He first noted that the cells of all living things contain atoms taken in from the organism's environment, including carbon; all organic compounds contain carbon.
Most carbon consists of the isotopes carbon 12 and carbon 13, which are very stable.
For the most accurate work, variations are compensated by means of calibration curves.
However, it is also used to determine ages of rocks, plants, trees, etc. When the sun’s rays reach them, a few of these particles turn into carbon 14 (a radioactive carbon).
The highest rate of carbon-14 production takes place at altitudes of 9 to 15 km (30,000 to 50,000 ft).
A very small percentage of carbon, however, consists of the isotope carbon 14, or radiocarbon, which is unstable.
Carbon 14 has a half-life of 5,780 years, and is continuously created in Earth's atmosphere through the interaction of nitrogen and gamma rays from outer space.
Isotopes of a particular element have the same number of protons in their nucleus, but different numbers of neutrons.

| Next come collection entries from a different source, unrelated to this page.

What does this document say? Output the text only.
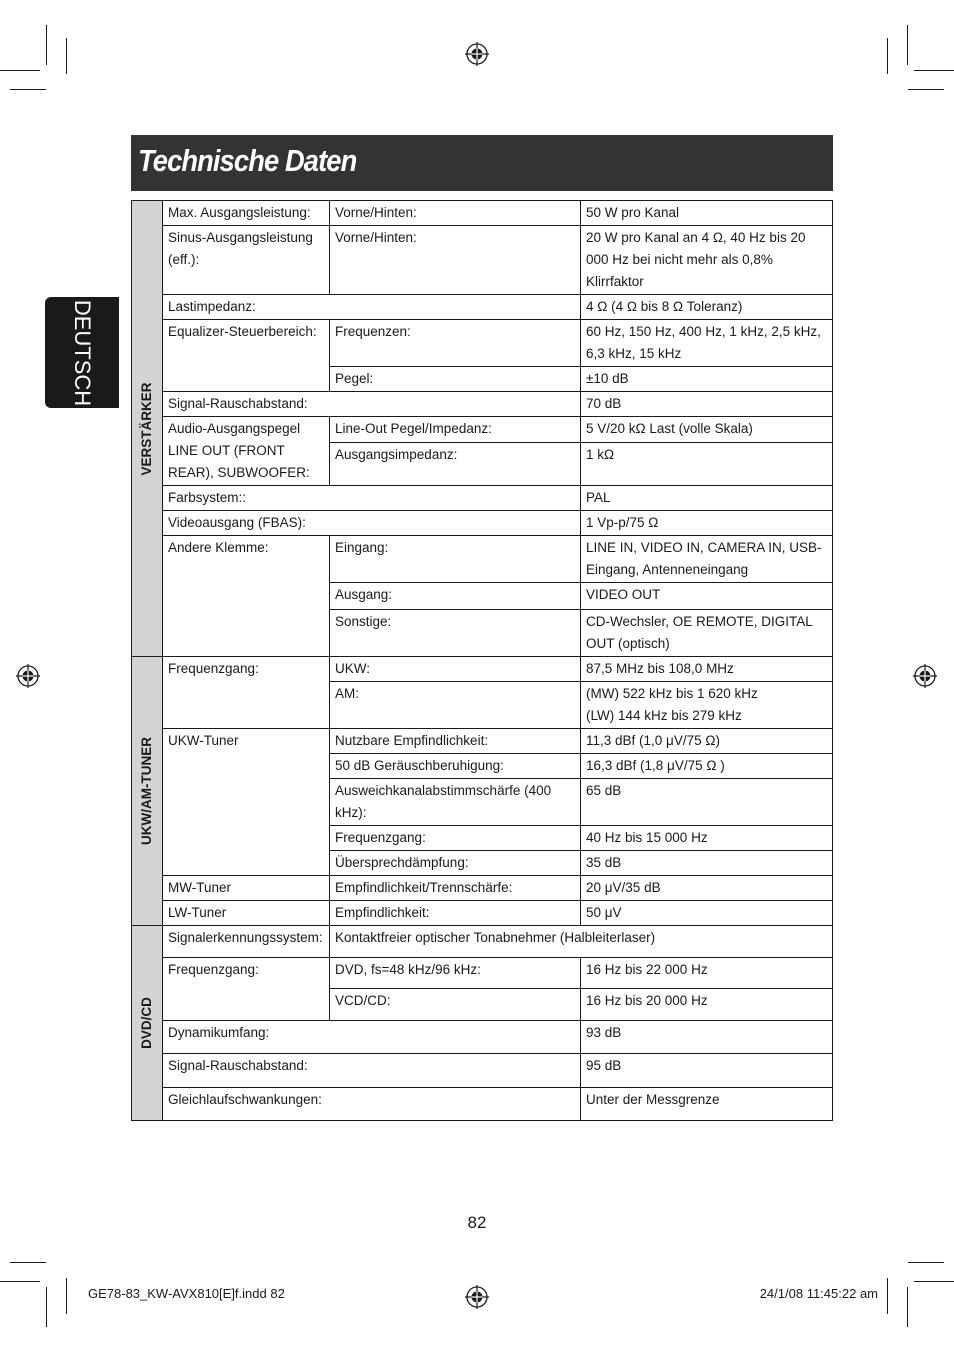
Technische Daten
DEUTSCH
VERSTÄRKER	Max. Ausgangsleistung:	Vorne/Hinten:	50 W pro Kanal
	Sinus-Ausgangsleistung (eff.):	Vorne/Hinten:	20 W pro Kanal an 4 Ω, 40 Hz bis 20 000 Hz bei nicht mehr als 0,8% Klirrfaktor
	Lastimpedanz:		4 Ω (4 Ω bis 8 Ω Toleranz)
	Equalizer-Steuerbereich:	Frequenzen:	60 Hz, 150 Hz, 400 Hz, 1 kHz, 2,5 kHz, 6,3 kHz, 15 kHz
		Pegel:	±10 dB
	Signal-Rauschabstand:		70 dB
	Audio-Ausgangspegel LINE OUT (FRONT REAR), SUBWOOFER:	Line-Out Pegel/Impedanz:	5 V/20 kΩ Last (volle Skala)
		Ausgangsimpedanz:	1 kΩ
	Farbsystem::		PAL
	Videoausgang (FBAS):		1 Vp-p/75 Ω
	Andere Klemme:	Eingang:	LINE IN, VIDEO IN, CAMERA IN, USB-Eingang, Antenneneingang
		Ausgang:	VIDEO OUT
		Sonstige:	CD-Wechsler, OE REMOTE, DIGITAL OUT (optisch)

UKW/AM-TUNER	Frequenzgang:	UKW:	87,5 MHz bis 108,0 MHz
		AM:	(MW) 522 kHz bis 1 620 kHz
(LW) 144 kHz bis 279 kHz

	UKW-Tuner	Nutzbare Empfindlichkeit:	11,3 dBf (1,0 μV/75 Ω)
		50 dB Geräuschberuhigung:	16,3 dBf (1,8 μV/75 Ω )
		Ausweichkanalabstimmschärfe (400 kHz):	65 dB
		Frequenzgang:	40 Hz bis 15 000 Hz
		Übersprechdämpfung:	35 dB
	MW-Tuner	Empfindlichkeit/Trennschärfe:	20 μV/35 dB
	LW-Tuner	Empfindlichkeit:	50 μV

DVD/CD	Signalerkennungssystem:	Kontaktfreier optischer Tonabnehmer (Halbleiterlaser)	
	Frequenzgang:	DVD, fs=48 kHz/96 kHz:	16 Hz bis 22 000 Hz
		VCD/CD:	16 Hz bis 20 000 Hz
	Dynamikumfang:		93 dB
	Signal-Rauschabstand:		95 dB
	Gleichlaufschwankungen:		Unter der Messgrenze
82
GE78-83_KW-AVX810[E]f.indd 82	24/1/08 11:45:22 am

This means that although they are very similar chemically, they have different masses.In 1960, he was awarded the Nobel Prize in Chemistry for this work.He first demonstrated the accuracy of radiocarbon dating by accurately estimating the age of wood from an ancient Egyptian royal barge of which the age was known from historical documents. Carbon has different isotopes, which are usually not radioactive; C is the radioactive one, its half-life, or time it takes to radioactively decay to one half its original amount, is about 5,730 years.The relatively short-lived C taken into organic matter is also slightly variable. However, under about 20,000 years the results can be compared with dendrochronology, based on tree rings.The amount of carbon-14 gradually decreases through radioactive beta decay with a half-life of 5,730 years.